W3C-XML-SIGNATURE
W3C XML Signature XML-DSig digital signature.
Definition
XML-DSig structure: <Signature> root element XML namespace 'http://www.w3.org/2000/09/xmldsig#'. Children: <SignedInfo> (CanonicalizationMethod, SignatureMethod, Reference with URI + Transforms + DigestMethod + DigestValue), <SignatureValue> (base64 signature bytes), <KeyInfo> (X509Certificate, KeyValue, KeyName). Standard algorithms: Digest (SHA-1 deprecated, SHA-256 default, SHA-384, SHA-512), Signature (RSA-SHA256, ECDSA-SHA256, DSA-SHA256), Canonicalization (Canonical XML 1.0, C14N 1.1, Exclusive C14N), Transform (Enveloped Signature, XPath, XSLT). Signature types: (1) Detached (signature separate from signed data), (2) Enveloped (signature within same signed document), (3) Enveloping (signed data within Signature element).
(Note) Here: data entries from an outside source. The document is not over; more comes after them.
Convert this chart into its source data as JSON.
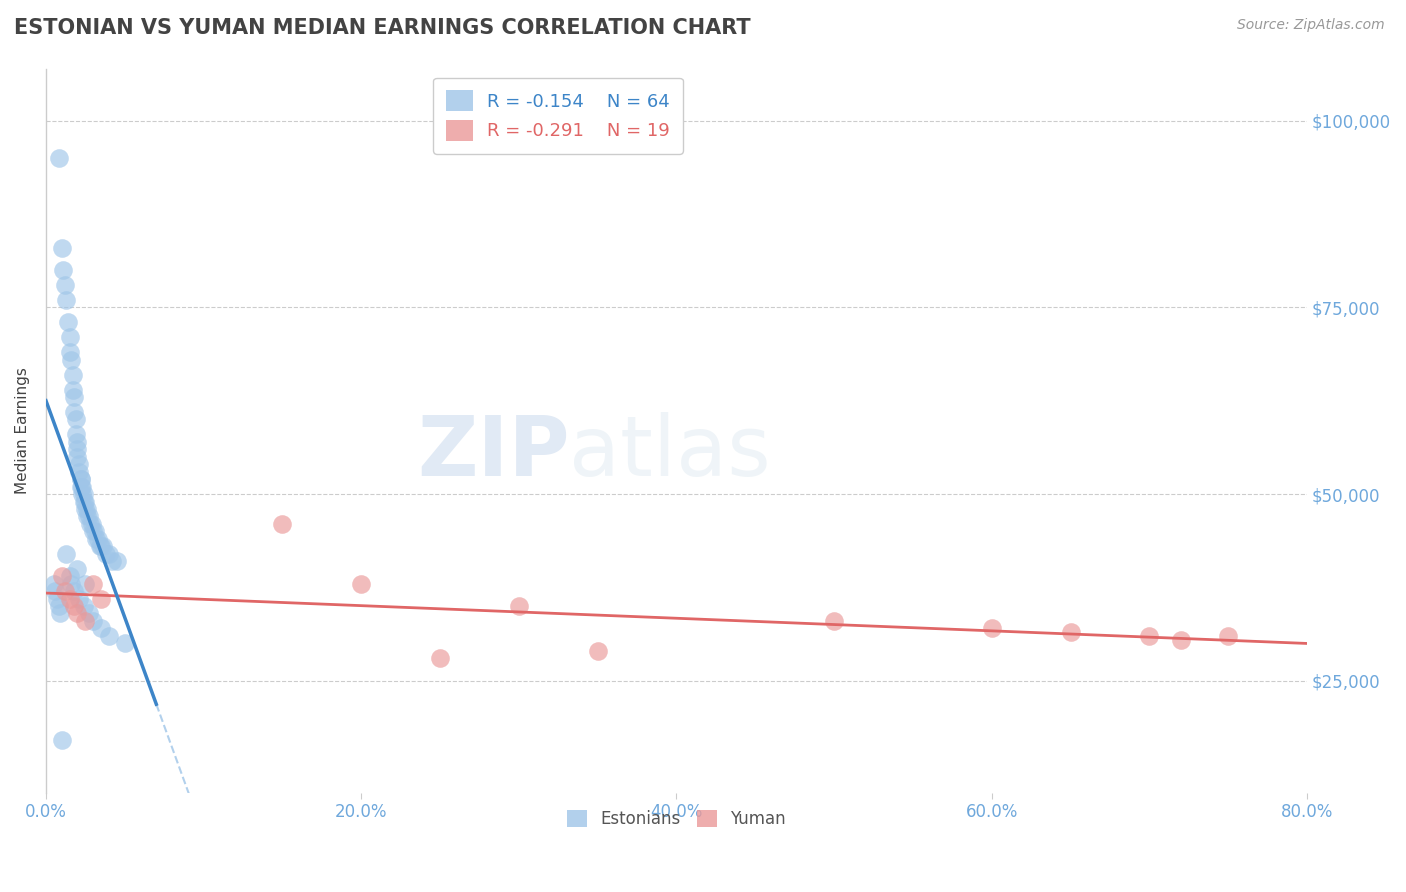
{
  "title": "ESTONIAN VS YUMAN MEDIAN EARNINGS CORRELATION CHART",
  "source_text": "Source: ZipAtlas.com",
  "ylabel": "Median Earnings",
  "xlim": [
    0.0,
    0.8
  ],
  "ylim": [
    10000,
    107000
  ],
  "yticks": [
    25000,
    50000,
    75000,
    100000
  ],
  "ytick_labels": [
    "$25,000",
    "$50,000",
    "$75,000",
    "$100,000"
  ],
  "xtick_labels": [
    "0.0%",
    "20.0%",
    "40.0%",
    "60.0%",
    "80.0%"
  ],
  "xticks": [
    0.0,
    0.2,
    0.4,
    0.6,
    0.8
  ],
  "blue_color": "#9fc5e8",
  "pink_color": "#ea9999",
  "blue_line_color": "#3d85c8",
  "pink_line_color": "#e06666",
  "blue_dash_color": "#9fc5e8",
  "axis_color": "#cccccc",
  "grid_color": "#cccccc",
  "title_color": "#434343",
  "tick_label_color": "#6fa8dc",
  "ylabel_color": "#434343",
  "legend_r1": "R = -0.154",
  "legend_n1": "N = 64",
  "legend_r2": "R = -0.291",
  "legend_n2": "N = 19",
  "legend_label1": "Estonians",
  "legend_label2": "Yuman",
  "blue_x": [
    0.008,
    0.01,
    0.011,
    0.012,
    0.013,
    0.014,
    0.015,
    0.015,
    0.016,
    0.017,
    0.017,
    0.018,
    0.018,
    0.019,
    0.019,
    0.02,
    0.02,
    0.02,
    0.021,
    0.021,
    0.022,
    0.022,
    0.022,
    0.023,
    0.023,
    0.024,
    0.024,
    0.025,
    0.025,
    0.026,
    0.026,
    0.027,
    0.028,
    0.029,
    0.03,
    0.031,
    0.032,
    0.033,
    0.034,
    0.035,
    0.036,
    0.038,
    0.04,
    0.042,
    0.045,
    0.005,
    0.006,
    0.007,
    0.008,
    0.009,
    0.015,
    0.016,
    0.018,
    0.021,
    0.024,
    0.027,
    0.03,
    0.035,
    0.04,
    0.05,
    0.013,
    0.02,
    0.025,
    0.01
  ],
  "blue_y": [
    95000,
    83000,
    80000,
    78000,
    76000,
    73000,
    71000,
    69000,
    68000,
    66000,
    64000,
    63000,
    61000,
    60000,
    58000,
    57000,
    56000,
    55000,
    54000,
    53000,
    52000,
    52000,
    51000,
    51000,
    50000,
    50000,
    49000,
    49000,
    48000,
    48000,
    47000,
    47000,
    46000,
    46000,
    45000,
    45000,
    44000,
    44000,
    43000,
    43000,
    43000,
    42000,
    42000,
    41000,
    41000,
    38000,
    37000,
    36000,
    35000,
    34000,
    39000,
    38000,
    37000,
    36000,
    35000,
    34000,
    33000,
    32000,
    31000,
    30000,
    42000,
    40000,
    38000,
    17000
  ],
  "pink_x": [
    0.01,
    0.012,
    0.015,
    0.018,
    0.02,
    0.025,
    0.03,
    0.035,
    0.15,
    0.2,
    0.25,
    0.3,
    0.35,
    0.5,
    0.6,
    0.65,
    0.7,
    0.72,
    0.75
  ],
  "pink_y": [
    39000,
    37000,
    36000,
    35000,
    34000,
    33000,
    38000,
    36000,
    46000,
    38000,
    28000,
    35000,
    29000,
    33000,
    32000,
    31500,
    31000,
    30500,
    31000
  ],
  "watermark_zip": "ZIP",
  "watermark_atlas": "atlas",
  "background_color": "#ffffff"
}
Massive usage: SOAP WS-Security (security headers), SAML assertions (SSO identity), XBRL filings SEC France/CNAV/etc., XAdES (XML Advanced Electronic Signatures EU eIDAS), e-invoicing FatturaPA Italy, Saudi ZATCA Phase 2, Mexico SAT CFDI.
Origin
W3C XML Signature Working Group 1999 ; XML Signature 1.0 W3C Recommendation 12 February 2002 ; XML Signature 1.1 W3C Recommendation 11 April 2013 (basically tightening 1.0).
Example in context
FatturaPA Italy uses XML-DSig to sign e-invoice invoices: invoice XML enveloped signature, RSA-SHA256 algorithm, ICP-Italia X509 certificate, SdI Sistema di Interscambio transmission validates signature before relaying to recipient.
Related terms
- W3C XML Encryption — XML security complement.